Ebenso wird uns bewusst, dass eine bestimmte Erscheinung, die wir nun vollständiger wahrnehmen können, mit allen anderen Erscheinungen verbunden ist. Die Blume ist verbunden mit der Wiese, diese mit der ganzen Landschaft, mit der Sonne, dem Regen, den Insekten, usw.
Wir können die Hilfe oder den Hinweis erkennen, wenn uns eine Erscheinung erreicht und berührt. Das kann eine Blume sein, ein Tier, ein Stern. Wir fangen an den Hintergrund einer Erscheinung, also die Hintergrundwirklichkeit eines Lebewesens zu erspüren, und wie unsere Seele auf sie reagiert oder welche Antwort sie geben möchte. Wir erkennen die Kräfte, die etwa bewegen, verändern, wandeln. Zum Beispiel sehen wir nun nicht nur die sich bewegenden Wolken, sondern fühlen auch die Kräfte, die sie bewegen und die sich verändernden Strukturen der Wetterlage und vielleicht erahnen wir auch den Sinn des momentanen Spiels der Bewegungsabläufe.
Wir erspüren die subtilen Körper des Menschen (Ätherleib, Astralleib, Ich), aber auch die Schöpferkraft, die stets tätig ist und Neues hervorbringt und Wachstum in Gang bringt. Immer neue Stimmen fügen sich in den universellen Chor ein, wenn unser Herz aufgeht.

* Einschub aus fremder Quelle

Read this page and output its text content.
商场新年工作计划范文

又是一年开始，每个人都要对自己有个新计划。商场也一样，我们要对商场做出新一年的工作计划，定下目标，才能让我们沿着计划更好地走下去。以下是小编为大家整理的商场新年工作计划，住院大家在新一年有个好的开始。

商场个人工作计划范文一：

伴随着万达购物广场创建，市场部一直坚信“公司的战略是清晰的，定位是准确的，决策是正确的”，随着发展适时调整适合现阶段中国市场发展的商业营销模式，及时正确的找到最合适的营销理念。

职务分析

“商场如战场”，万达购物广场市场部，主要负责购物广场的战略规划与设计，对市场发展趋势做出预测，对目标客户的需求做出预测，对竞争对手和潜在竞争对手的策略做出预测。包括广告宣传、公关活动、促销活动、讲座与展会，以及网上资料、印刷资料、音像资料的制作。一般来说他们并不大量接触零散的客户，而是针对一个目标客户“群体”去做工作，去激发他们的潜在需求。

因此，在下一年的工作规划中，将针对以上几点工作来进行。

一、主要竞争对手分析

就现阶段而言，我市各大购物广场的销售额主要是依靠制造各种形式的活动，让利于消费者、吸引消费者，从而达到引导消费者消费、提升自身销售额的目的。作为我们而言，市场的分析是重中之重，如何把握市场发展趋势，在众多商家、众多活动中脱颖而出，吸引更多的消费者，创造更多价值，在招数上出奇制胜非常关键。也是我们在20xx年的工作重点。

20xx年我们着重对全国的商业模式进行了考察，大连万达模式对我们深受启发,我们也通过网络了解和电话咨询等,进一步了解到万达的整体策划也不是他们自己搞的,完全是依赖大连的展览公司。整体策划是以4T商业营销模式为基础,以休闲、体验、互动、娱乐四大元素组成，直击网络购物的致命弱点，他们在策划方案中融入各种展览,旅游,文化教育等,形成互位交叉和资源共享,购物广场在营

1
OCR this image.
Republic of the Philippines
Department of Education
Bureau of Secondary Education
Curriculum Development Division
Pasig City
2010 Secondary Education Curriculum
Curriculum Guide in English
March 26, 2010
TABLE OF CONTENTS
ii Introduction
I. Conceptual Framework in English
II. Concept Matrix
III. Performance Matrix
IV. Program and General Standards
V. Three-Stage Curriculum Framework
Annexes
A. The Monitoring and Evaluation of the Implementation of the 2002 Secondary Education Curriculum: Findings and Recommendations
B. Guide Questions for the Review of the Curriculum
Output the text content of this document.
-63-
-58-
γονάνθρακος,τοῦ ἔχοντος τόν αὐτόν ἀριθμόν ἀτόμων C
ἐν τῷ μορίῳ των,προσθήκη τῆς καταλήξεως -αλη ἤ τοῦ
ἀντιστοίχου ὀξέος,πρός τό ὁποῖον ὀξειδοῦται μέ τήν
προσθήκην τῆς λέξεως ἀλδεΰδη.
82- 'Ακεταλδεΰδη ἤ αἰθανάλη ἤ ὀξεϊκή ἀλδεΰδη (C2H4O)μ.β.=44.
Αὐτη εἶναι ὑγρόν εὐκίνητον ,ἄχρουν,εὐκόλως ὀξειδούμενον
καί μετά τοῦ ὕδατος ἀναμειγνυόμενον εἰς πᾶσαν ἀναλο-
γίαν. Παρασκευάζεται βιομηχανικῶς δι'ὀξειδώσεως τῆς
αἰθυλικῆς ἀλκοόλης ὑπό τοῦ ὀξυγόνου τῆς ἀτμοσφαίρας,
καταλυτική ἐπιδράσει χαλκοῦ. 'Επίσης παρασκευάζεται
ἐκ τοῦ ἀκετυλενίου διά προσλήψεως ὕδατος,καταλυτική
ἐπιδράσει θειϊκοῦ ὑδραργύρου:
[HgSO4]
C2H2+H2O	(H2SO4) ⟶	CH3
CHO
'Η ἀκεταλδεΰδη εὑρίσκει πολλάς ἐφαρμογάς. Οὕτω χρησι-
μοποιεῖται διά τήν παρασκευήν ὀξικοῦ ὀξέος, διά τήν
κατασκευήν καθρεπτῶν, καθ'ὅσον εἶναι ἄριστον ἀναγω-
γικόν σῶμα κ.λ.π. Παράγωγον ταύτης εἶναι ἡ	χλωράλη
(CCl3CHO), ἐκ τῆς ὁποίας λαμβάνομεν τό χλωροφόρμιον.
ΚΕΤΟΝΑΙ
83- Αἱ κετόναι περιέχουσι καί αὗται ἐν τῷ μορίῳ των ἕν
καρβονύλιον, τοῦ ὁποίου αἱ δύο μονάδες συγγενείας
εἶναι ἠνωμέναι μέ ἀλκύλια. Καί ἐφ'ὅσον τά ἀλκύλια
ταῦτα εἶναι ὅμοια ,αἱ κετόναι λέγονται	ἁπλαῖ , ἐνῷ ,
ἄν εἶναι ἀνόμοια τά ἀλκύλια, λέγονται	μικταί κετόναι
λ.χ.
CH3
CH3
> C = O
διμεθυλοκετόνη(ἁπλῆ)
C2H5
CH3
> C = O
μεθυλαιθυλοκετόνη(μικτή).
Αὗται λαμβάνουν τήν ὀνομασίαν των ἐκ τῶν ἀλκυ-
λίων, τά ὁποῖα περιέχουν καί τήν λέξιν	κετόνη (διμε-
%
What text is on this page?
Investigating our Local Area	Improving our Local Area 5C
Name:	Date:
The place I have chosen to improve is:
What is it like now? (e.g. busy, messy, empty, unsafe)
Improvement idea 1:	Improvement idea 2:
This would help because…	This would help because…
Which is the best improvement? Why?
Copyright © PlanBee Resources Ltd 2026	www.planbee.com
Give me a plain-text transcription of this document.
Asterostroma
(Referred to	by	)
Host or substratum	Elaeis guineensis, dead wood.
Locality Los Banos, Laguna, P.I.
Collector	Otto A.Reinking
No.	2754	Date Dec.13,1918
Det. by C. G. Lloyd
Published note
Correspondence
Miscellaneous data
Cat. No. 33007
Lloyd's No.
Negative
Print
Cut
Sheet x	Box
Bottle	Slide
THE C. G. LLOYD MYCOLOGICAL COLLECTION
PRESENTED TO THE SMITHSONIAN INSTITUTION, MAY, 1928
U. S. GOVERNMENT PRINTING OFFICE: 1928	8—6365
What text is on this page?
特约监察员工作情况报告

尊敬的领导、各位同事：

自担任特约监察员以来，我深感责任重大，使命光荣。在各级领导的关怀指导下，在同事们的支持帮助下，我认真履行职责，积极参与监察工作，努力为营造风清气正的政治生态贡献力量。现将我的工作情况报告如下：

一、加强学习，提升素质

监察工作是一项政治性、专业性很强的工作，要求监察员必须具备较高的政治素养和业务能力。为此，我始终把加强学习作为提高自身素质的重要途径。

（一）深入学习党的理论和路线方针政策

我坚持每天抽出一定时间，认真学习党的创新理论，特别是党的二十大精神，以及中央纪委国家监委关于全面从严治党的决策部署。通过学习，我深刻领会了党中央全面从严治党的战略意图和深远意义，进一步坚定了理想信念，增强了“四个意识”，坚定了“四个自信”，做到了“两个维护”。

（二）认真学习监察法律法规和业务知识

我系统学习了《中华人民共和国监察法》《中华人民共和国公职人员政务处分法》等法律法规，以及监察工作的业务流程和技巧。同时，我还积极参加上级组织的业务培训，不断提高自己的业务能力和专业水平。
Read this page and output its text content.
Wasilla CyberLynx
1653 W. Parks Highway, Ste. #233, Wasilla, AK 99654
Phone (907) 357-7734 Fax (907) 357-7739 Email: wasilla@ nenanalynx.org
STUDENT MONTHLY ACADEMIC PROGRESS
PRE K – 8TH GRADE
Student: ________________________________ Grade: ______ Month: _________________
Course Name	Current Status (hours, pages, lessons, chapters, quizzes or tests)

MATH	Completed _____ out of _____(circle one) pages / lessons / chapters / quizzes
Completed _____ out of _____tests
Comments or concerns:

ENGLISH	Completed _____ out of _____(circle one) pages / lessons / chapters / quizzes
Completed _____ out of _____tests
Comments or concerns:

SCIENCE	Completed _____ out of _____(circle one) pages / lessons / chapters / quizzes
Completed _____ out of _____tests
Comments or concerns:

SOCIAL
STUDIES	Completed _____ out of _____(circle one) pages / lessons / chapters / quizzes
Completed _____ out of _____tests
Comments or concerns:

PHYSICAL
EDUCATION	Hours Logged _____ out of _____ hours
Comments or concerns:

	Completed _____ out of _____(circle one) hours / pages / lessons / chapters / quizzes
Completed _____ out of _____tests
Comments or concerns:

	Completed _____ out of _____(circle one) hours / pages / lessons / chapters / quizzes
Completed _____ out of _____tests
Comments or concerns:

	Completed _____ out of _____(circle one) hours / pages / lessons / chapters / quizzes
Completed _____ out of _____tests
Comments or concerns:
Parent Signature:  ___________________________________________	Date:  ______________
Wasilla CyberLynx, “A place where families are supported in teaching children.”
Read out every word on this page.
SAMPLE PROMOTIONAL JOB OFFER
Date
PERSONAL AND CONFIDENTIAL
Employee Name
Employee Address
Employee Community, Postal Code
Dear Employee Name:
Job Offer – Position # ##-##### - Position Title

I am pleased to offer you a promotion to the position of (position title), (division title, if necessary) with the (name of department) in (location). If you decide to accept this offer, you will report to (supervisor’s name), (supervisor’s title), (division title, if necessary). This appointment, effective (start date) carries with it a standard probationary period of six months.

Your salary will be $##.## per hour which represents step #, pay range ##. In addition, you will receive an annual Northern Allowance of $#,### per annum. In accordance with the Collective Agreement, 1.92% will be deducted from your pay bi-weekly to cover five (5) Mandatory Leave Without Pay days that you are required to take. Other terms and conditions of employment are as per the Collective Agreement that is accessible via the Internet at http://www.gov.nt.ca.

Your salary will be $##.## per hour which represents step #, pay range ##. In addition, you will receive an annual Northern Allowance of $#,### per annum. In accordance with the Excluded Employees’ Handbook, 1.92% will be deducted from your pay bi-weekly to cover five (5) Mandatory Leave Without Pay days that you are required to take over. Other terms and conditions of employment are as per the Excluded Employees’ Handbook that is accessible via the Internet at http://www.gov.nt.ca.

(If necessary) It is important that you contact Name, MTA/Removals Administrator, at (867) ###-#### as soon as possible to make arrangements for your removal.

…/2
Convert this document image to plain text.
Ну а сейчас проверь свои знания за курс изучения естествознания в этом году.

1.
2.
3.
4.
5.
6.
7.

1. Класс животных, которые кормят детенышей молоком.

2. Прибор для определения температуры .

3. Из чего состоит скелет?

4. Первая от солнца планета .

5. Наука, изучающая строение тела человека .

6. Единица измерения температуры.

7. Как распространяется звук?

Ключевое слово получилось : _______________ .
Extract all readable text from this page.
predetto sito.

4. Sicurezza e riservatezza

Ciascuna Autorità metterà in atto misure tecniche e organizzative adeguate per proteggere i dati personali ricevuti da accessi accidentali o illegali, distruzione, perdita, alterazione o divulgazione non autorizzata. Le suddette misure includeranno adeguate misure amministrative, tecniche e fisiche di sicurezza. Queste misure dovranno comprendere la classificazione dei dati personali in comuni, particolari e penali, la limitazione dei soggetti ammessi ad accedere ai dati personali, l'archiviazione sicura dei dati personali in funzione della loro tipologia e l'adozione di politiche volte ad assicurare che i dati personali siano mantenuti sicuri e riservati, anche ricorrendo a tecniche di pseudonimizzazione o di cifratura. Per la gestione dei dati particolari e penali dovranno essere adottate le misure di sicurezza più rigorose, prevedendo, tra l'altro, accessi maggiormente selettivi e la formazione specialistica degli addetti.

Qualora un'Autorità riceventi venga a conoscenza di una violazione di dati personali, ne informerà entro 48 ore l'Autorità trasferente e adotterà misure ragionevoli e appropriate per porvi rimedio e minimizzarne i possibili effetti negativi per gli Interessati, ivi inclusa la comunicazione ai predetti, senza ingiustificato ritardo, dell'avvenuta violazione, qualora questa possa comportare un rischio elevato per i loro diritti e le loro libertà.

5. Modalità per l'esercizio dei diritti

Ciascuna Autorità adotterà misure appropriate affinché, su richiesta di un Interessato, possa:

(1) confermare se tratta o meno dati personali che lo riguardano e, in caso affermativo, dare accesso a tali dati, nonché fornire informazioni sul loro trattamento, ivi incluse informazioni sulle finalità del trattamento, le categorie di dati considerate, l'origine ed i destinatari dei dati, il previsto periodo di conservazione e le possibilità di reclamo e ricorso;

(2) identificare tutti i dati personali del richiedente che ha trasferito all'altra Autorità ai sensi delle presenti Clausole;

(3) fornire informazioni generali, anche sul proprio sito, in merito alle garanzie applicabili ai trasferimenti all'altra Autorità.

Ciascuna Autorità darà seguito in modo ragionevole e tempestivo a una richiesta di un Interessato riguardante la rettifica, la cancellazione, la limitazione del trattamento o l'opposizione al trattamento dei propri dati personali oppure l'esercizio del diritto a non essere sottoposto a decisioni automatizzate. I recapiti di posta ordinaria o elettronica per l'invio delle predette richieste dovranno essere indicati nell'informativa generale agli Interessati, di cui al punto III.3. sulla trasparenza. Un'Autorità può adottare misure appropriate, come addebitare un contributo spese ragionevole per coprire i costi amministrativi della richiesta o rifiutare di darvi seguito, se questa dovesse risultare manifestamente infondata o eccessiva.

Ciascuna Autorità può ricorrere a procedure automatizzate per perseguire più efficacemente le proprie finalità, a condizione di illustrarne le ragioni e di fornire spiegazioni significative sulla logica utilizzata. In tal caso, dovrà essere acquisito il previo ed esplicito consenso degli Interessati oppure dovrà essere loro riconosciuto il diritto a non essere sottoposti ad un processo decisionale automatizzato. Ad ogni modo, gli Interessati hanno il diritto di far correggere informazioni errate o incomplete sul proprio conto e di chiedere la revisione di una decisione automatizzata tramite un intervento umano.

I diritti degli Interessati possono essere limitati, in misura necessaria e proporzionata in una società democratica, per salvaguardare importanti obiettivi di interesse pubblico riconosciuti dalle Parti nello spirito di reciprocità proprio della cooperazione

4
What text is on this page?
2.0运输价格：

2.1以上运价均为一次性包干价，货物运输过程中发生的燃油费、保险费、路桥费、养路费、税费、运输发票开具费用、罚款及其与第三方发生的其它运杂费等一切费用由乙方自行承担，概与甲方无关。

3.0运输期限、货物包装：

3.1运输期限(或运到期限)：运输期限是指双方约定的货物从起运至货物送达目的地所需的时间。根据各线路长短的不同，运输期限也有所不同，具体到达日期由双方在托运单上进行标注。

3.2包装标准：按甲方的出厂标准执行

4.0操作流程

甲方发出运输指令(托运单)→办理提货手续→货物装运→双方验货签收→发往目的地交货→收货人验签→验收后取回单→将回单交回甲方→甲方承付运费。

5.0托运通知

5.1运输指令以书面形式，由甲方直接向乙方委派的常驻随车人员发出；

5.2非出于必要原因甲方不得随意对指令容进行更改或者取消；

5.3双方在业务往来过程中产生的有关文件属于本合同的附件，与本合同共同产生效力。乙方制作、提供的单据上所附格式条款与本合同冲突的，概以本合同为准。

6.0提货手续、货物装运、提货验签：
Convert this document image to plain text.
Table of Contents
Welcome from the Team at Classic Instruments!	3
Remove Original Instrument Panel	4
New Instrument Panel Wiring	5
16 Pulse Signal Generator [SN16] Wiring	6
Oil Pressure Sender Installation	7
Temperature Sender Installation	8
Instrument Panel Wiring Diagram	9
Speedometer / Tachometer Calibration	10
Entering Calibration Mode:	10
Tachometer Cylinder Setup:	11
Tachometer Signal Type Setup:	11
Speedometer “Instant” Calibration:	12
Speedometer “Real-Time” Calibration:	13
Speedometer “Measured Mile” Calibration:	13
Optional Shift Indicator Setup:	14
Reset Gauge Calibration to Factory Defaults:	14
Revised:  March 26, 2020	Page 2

In dieser verfeinerten und erweiterten Wahrnehmung enthüllt sich uns die Schönheit in ihrer wundervollen Ausbreitung. Wir erleben, wie die Teile miteinander kommunizieren und übergeordnete Einheiten (Holons) bilden. Wir erkennen und fühlen die in allem wirkende Liebe. Dies ist vielleicht das Wichtigste, dass wir die Wechselwirkungen der Erscheinungen als Spiel und als Tanz der Liebe erleben und uns darüber erfreuen.
Es geht einfach darum, das Wachstum und die Entfaltung in Schönheit in unserem Erlebnisraum zuzulassen und zu erkennen und zu fühlen wie das Einzelne in Verbindung mit der Gesamtheit des Erschaffenen steht.
Werden wir wie die Kinder, welche die Welt nicht intellektuell, aber mit Staunen betrachten!